The film focuses on the inhabitants of a fishing island in the Maine area, as mysterious creatures from the water begin making their way on land and feasting on members of the community. Though noticeably lower in budget than my comparisons (and never as effective), Island Zero earns a considerable amount of respect in its middle act. After a rocky first scene that involves an old drunk man and his dog on a boat (the death of a dog is such an on-the-nose danger cliche that I nearly checked out right away), Gerritsen’s film settles into a groove as it introduces its many characters to the on-coming threat and works to get each of them in the same place. While the acting is merely serviceable and the dialogue verges on literal cheese at times, the film manages to effectively use the isolated setting and unraveling mystery to build an apt amount of genuine suspense.

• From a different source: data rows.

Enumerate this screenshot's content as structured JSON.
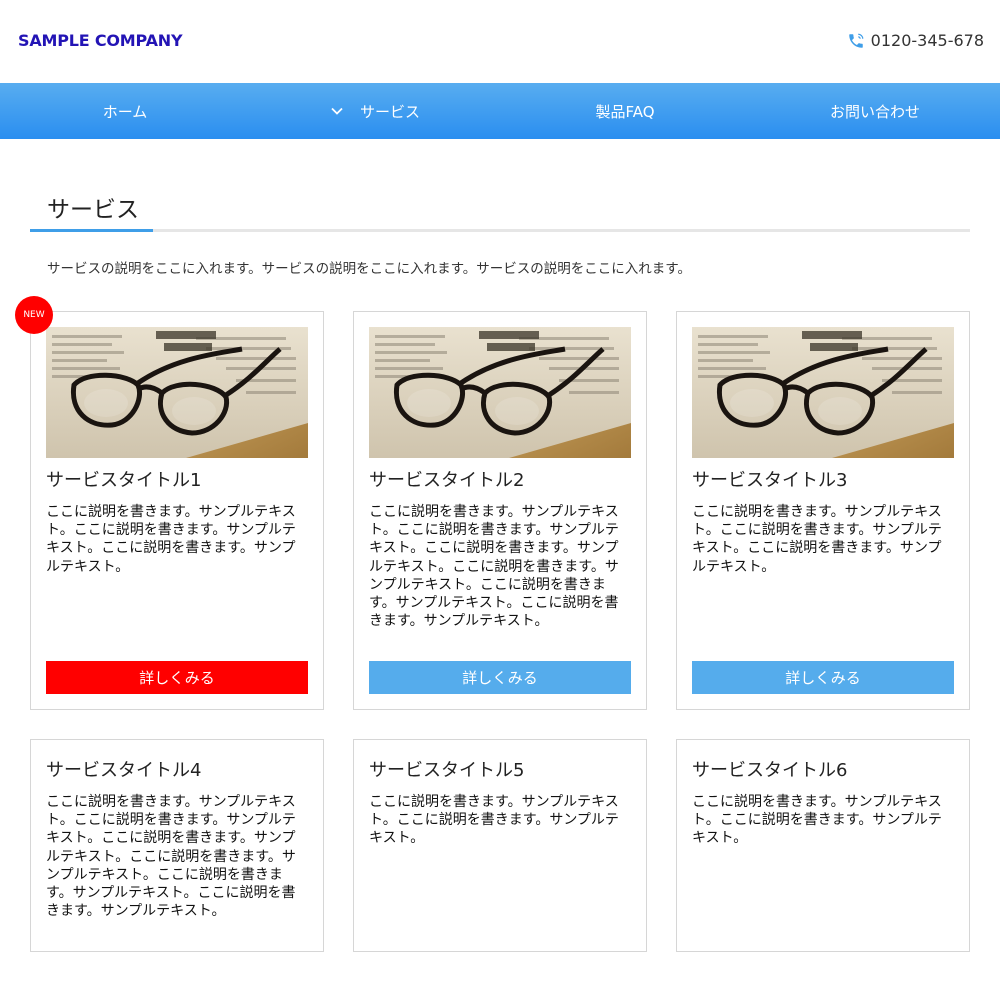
{
  "colors": {
    "brand": "#2314b5",
    "nav_top": "#58adf0",
    "nav_bottom": "#2a8ef0",
    "accent": "#3f9ee8",
    "button_default": "#55acec",
    "button_new": "#ff0000",
    "badge": "#ff0000"
  },
  "header": {
    "logo": "SAMPLE COMPANY",
    "phone": "0120-345-678",
    "phone_icon": "phone-icon"
  },
  "nav": {
    "items": [
      {
        "label": "ホーム"
      },
      {
        "label": "サービス",
        "icon": "chevron-down-icon"
      },
      {
        "label": "製品FAQ"
      },
      {
        "label": "お問い合わせ"
      }
    ]
  },
  "section": {
    "title": "サービス",
    "description": "サービスの説明をここに入れます。サービスの説明をここに入れます。サービスの説明をここに入れます。"
  },
  "badge": {
    "label": "NEW"
  },
  "cards": [
    {
      "title": "サービスタイトル1",
      "text": "ここに説明を書きます。サンプルテキスト。ここに説明を書きます。サンプルテキスト。ここに説明を書きます。サンプルテキスト。",
      "button": "詳しくみる"
    },
    {
      "title": "サービスタイトル2",
      "text": "ここに説明を書きます。サンプルテキスト。ここに説明を書きます。サンプルテキスト。ここに説明を書きます。サンプルテキスト。ここに説明を書きます。サンプルテキスト。ここに説明を書きます。サンプルテキスト。ここに説明を書きます。サンプルテキスト。",
      "button": "詳しくみる"
    },
    {
      "title": "サービスタイトル3",
      "text": "ここに説明を書きます。サンプルテキスト。ここに説明を書きます。サンプルテキスト。ここに説明を書きます。サンプルテキスト。",
      "button": "詳しくみる"
    },
    {
      "title": "サービスタイトル4",
      "text": "ここに説明を書きます。サンプルテキスト。ここに説明を書きます。サンプルテキスト。ここに説明を書きます。サンプルテキスト。ここに説明を書きます。サンプルテキスト。ここに説明を書きます。サンプルテキスト。ここに説明を書きます。サンプルテキスト。"
    },
    {
      "title": "サービスタイトル5",
      "text": "ここに説明を書きます。サンプルテキスト。ここに説明を書きます。サンプルテキスト。"
    },
    {
      "title": "サービスタイトル6",
      "text": "ここに説明を書きます。サンプルテキスト。ここに説明を書きます。サンプルテキスト。"
    }
  ]
}
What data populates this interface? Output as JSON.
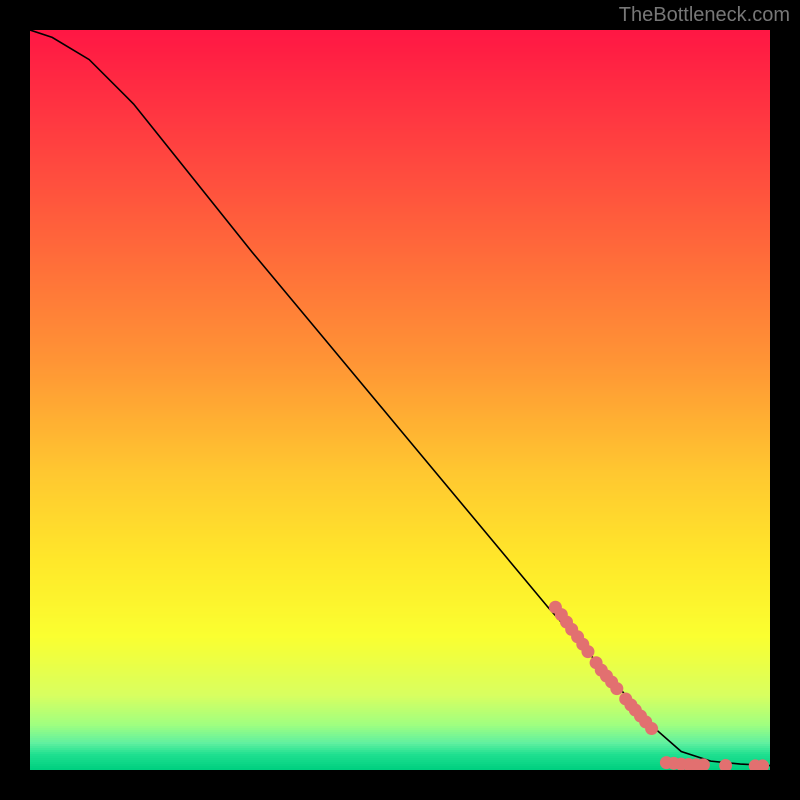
{
  "attribution": "TheBottleneck.com",
  "chart_data": {
    "type": "line",
    "title": "",
    "xlabel": "",
    "ylabel": "",
    "xlim": [
      0,
      100
    ],
    "ylim": [
      0,
      100
    ],
    "curve": [
      {
        "x": 0,
        "y": 100
      },
      {
        "x": 3,
        "y": 99
      },
      {
        "x": 8,
        "y": 96
      },
      {
        "x": 14,
        "y": 90
      },
      {
        "x": 22,
        "y": 80
      },
      {
        "x": 30,
        "y": 70
      },
      {
        "x": 40,
        "y": 58
      },
      {
        "x": 50,
        "y": 46
      },
      {
        "x": 60,
        "y": 34
      },
      {
        "x": 70,
        "y": 22
      },
      {
        "x": 78,
        "y": 13
      },
      {
        "x": 84,
        "y": 6
      },
      {
        "x": 88,
        "y": 2.5
      },
      {
        "x": 92,
        "y": 1.2
      },
      {
        "x": 96,
        "y": 0.8
      },
      {
        "x": 100,
        "y": 0.6
      }
    ],
    "markers": [
      {
        "x": 71,
        "y": 22
      },
      {
        "x": 71.8,
        "y": 21
      },
      {
        "x": 72.5,
        "y": 20
      },
      {
        "x": 73.2,
        "y": 19
      },
      {
        "x": 74,
        "y": 18
      },
      {
        "x": 74.7,
        "y": 17
      },
      {
        "x": 75.4,
        "y": 16
      },
      {
        "x": 76.5,
        "y": 14.5
      },
      {
        "x": 77.2,
        "y": 13.5
      },
      {
        "x": 77.9,
        "y": 12.7
      },
      {
        "x": 78.6,
        "y": 11.9
      },
      {
        "x": 79.3,
        "y": 11
      },
      {
        "x": 80.5,
        "y": 9.6
      },
      {
        "x": 81.2,
        "y": 8.8
      },
      {
        "x": 81.8,
        "y": 8.1
      },
      {
        "x": 82.5,
        "y": 7.3
      },
      {
        "x": 83.2,
        "y": 6.5
      },
      {
        "x": 84,
        "y": 5.6
      },
      {
        "x": 86,
        "y": 1
      },
      {
        "x": 87,
        "y": 0.9
      },
      {
        "x": 88,
        "y": 0.8
      },
      {
        "x": 89,
        "y": 0.75
      },
      {
        "x": 90,
        "y": 0.7
      },
      {
        "x": 91,
        "y": 0.7
      },
      {
        "x": 94,
        "y": 0.6
      },
      {
        "x": 98,
        "y": 0.55
      },
      {
        "x": 99,
        "y": 0.55
      }
    ],
    "marker_color": "#e27070",
    "gradient_stops": [
      {
        "pos": 0.0,
        "color": "#ff1744"
      },
      {
        "pos": 0.15,
        "color": "#ff4040"
      },
      {
        "pos": 0.3,
        "color": "#ff6a3a"
      },
      {
        "pos": 0.45,
        "color": "#ff9535"
      },
      {
        "pos": 0.6,
        "color": "#ffc830"
      },
      {
        "pos": 0.72,
        "color": "#ffe82a"
      },
      {
        "pos": 0.82,
        "color": "#faff30"
      },
      {
        "pos": 0.9,
        "color": "#d8ff60"
      },
      {
        "pos": 0.94,
        "color": "#a0ff80"
      },
      {
        "pos": 0.965,
        "color": "#60f0a0"
      },
      {
        "pos": 0.98,
        "color": "#20e090"
      },
      {
        "pos": 1.0,
        "color": "#00d080"
      }
    ]
  }
}
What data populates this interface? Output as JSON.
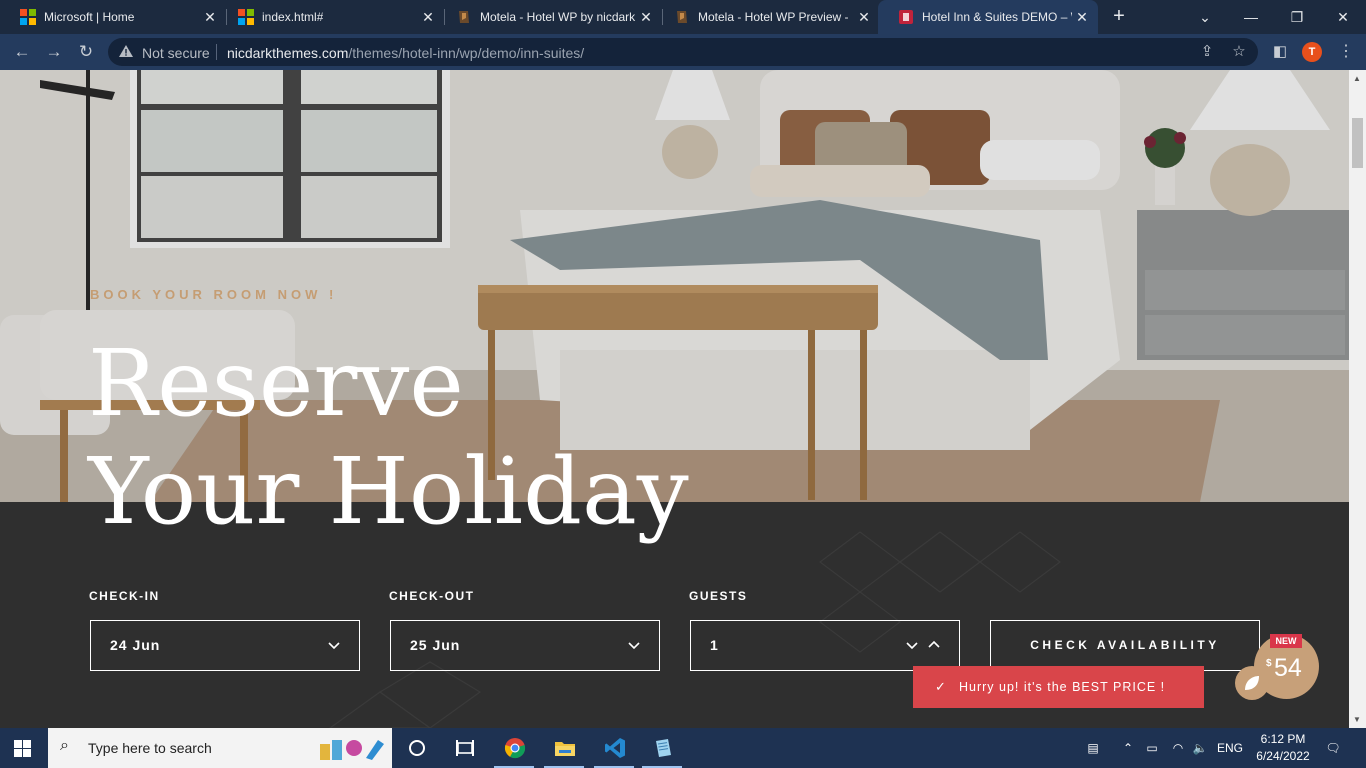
{
  "browser": {
    "tabs": [
      {
        "title": "Microsoft | Home",
        "favicon": "microsoft-logo",
        "active": false
      },
      {
        "title": "index.html#",
        "favicon": "microsoft-logo",
        "active": false
      },
      {
        "title": "Motela - Hotel WP by nicdark",
        "favicon": "nicdark-logo",
        "active": false
      },
      {
        "title": "Motela - Hotel WP Preview - ",
        "favicon": "nicdark-logo",
        "active": false
      },
      {
        "title": "Hotel Inn & Suites DEMO – W",
        "favicon": "hotel-logo",
        "active": true
      }
    ],
    "address": {
      "security_label": "Not secure",
      "host": "nicdarkthemes.com",
      "path": "/themes/hotel-inn/wp/demo/inn-suites/"
    },
    "profile_initial": "T"
  },
  "page": {
    "eyebrow": "BOOK YOUR ROOM NOW !",
    "headline_line1": "Reserve",
    "headline_line2": "Your Holiday",
    "booking": {
      "checkin_label": "CHECK-IN",
      "checkin_value": "24 Jun",
      "checkout_label": "CHECK-OUT",
      "checkout_value": "25 Jun",
      "guests_label": "GUESTS",
      "guests_value": "1",
      "submit_label": "CHECK AVAILABILITY"
    },
    "toast": {
      "message": "Hurry up! it's the BEST PRICE !"
    },
    "price_badge": {
      "new_label": "NEW",
      "currency": "$",
      "price": "54"
    }
  },
  "taskbar": {
    "search_placeholder": "Type here to search",
    "language": "ENG",
    "time": "6:12 PM",
    "date": "6/24/2022"
  },
  "colors": {
    "accent_gold": "#c59d73",
    "toast_red": "#d9454a",
    "band_dark": "#2f2f2f",
    "chrome_dark": "#1c2a3f"
  }
}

Unfortunately, as the mystery unravels, so does the surprisingly sustained quality of the film. It almost feels as if Tess Gerritsen, who penned the screenplay, wrote herself into a corner, jotted down several final-act reveals, and pulled one of them out of a hat. The thread of suspense that was prevalent throughout the fifty or so prior minutes proves easily undone by cringe-inducing silliness. The characters suddenly begin to act against type, the plot turns absolutely bonkers (one character communicates with the creatures through a computer), and the reveal of the creatures themselves, though mostly seen through the lens of an infrared camera, is laughable and quite disappointing.
It’s a shame that the contained suspense of Island Zero eventually drowns in a high tide of absurdity. What starts well, sadly, does not always end the same way. You can skip this one.